P Saussoy,V Druez (Bruxelles)
La transfusion sanguine ne doit pas être considérée comme l’administration d’une médication ordinaire. Il s’agit de produits spécifiques dont les risques multiples d’administration sont liés à leur origine humaine. En outre, les risques de la transfusion de sang homologue sont proportionnels au nombre d’unités administrées. Les problèmes majeurs de la transfusion sanguine sont :
1) Le risque de transmission virale qui persiste malgré les dépistages systématiques de plus en plus efficaces. L’hépatite C reste la plus fréquemment transmise, tandis que l’hépatite B et le virus de l’immunodéficience humaine ne le sont plus que rarement.
2) La transmission bactérienne.
3) Les erreurs humaines, principale cause des accidents transfusionnels et qui sont le plus souvent liés à une incompatibilité ABO.
4) L’alloimmunisation du receveur contre les différents donneurs auxquels il a été exposé.
5) Le syndrome de rejet de greffon contre l’hôte, de sombre pronostic, et qui est dû, dans certaines populations telles que les transplantés ou les prématurés, à la transfusion concomitante de lymphocytes immunocompétents.

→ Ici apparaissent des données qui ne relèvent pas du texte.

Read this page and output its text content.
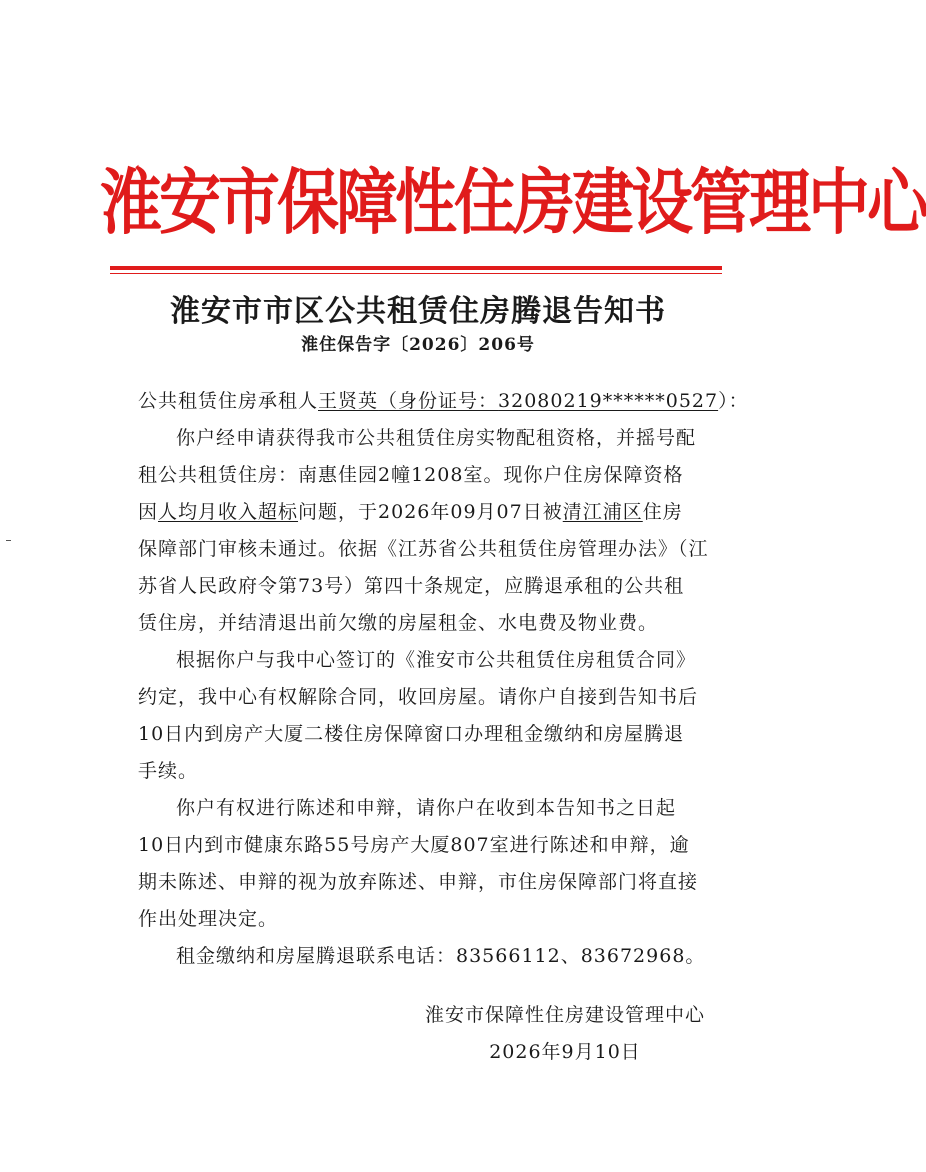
淮安市保障性住房建设管理中心
淮安市市区公共租赁住房腾退告知书
淮住保告字〔2026〕206号
公共租赁住房承租人王贤英（身份证号：32080219******0527）：
你户经申请获得我市公共租赁住房实物配租资格，并摇号配
租公共租赁住房：南惠佳园2幢1208室。现你户住房保障资格
因人均月收入超标问题，于2026年09月07日被清江浦区住房
保障部门审核未通过。依据《江苏省公共租赁住房管理办法》（江
苏省人民政府令第73号）第四十条规定，应腾退承租的公共租
赁住房，并结清退出前欠缴的房屋租金、水电费及物业费。
根据你户与我中心签订的《淮安市公共租赁住房租赁合同》
约定，我中心有权解除合同，收回房屋。请你户自接到告知书后
10日内到房产大厦二楼住房保障窗口办理租金缴纳和房屋腾退
手续。
你户有权进行陈述和申辩，请你户在收到本告知书之日起
10日内到市健康东路55号房产大厦807室进行陈述和申辩，逾
期未陈述、申辩的视为放弃陈述、申辩，市住房保障部门将直接
作出处理决定。
租金缴纳和房屋腾退联系电话：83566112、83672968。
淮安市保障性住房建设管理中心
2026年9月10日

6) Des troubles métaboliques.
7) La dégradation du sang au fur et à mesure de la conservation et ce dès le 5ème jour de conservation.
8) L’immunomodulation.
Toutes ces raisons ont augmenté l’intérêt pour les méthodes d’épargne sanguine, spécialement au cours de la chirurgie réglée, telle qu’en orthopédie. Ces méthodes ont pour but de limiter au maximum le recours à la transfusion homologue et, lorsqu’elle est indispensable, de veiller à réduire l’exposition du patient à de multiples donneurs (Principe du Minimal Exposure Transfusion).
Le premier groupe de mesures qui permettent de diminuer les besoins en transfusion sanguine concerne la limitation des pertes par une technique chirurgicale et anesthésique méticuleuse, assurant en particulier une hémostase soignée, un positionnement optimal du patient ainsi qu’une hypotension contrôlée par une anesthésie générale profonde. Comme autre groupe de mesures thérapeutiques, il faut prendre en considération les méthodes classiques, reconnues, d’épargne sanguine. Ces moyens d’épargne peuvent être pré-opératoires (le traitement par l’érythropoïétine, la transfusion autologue programmée,..), per-opératoires (l’hémodilution aiguë normovolémique ou hypervolémique, la récupération des pertes sanguines chirurgicales, la vasoconstriction médicamenteuse), ou post-opératoires.
Nous nous proposons d’exposer brièvement les différentes méthodes classiques d’épargne sanguine ainsi que respectivement leur rapport coût, bénéfices et risques. Nous exposerons d’autre part la politique transfusionnelle du service d’orthopédie des Cliniques Universitaires Saint Luc (Bruxelles, Belgique) dans ce domaine et les choix méthodologiques retenus.
En conclusion, comme le risque transfusionnel zéro n’existe pas, il faut donc pour la transfusion, comme pour tout acte médical, optimiser le bénéfice / coût et le bénéfice / risque en passant par une prescription adaptée à chaque patient et à chaque intervention. Le développement d’une vraie stratégie transfusionnelle adaptée d’une part au saignement total calculé pour une intervention donnée dans un centre donné et d’autre part, au consensus sur le seuil transfusionnel et donc au calcul de la perte autorisée (en tenant compte des antécédents du patient), est un outil précieux d’aide à la décision.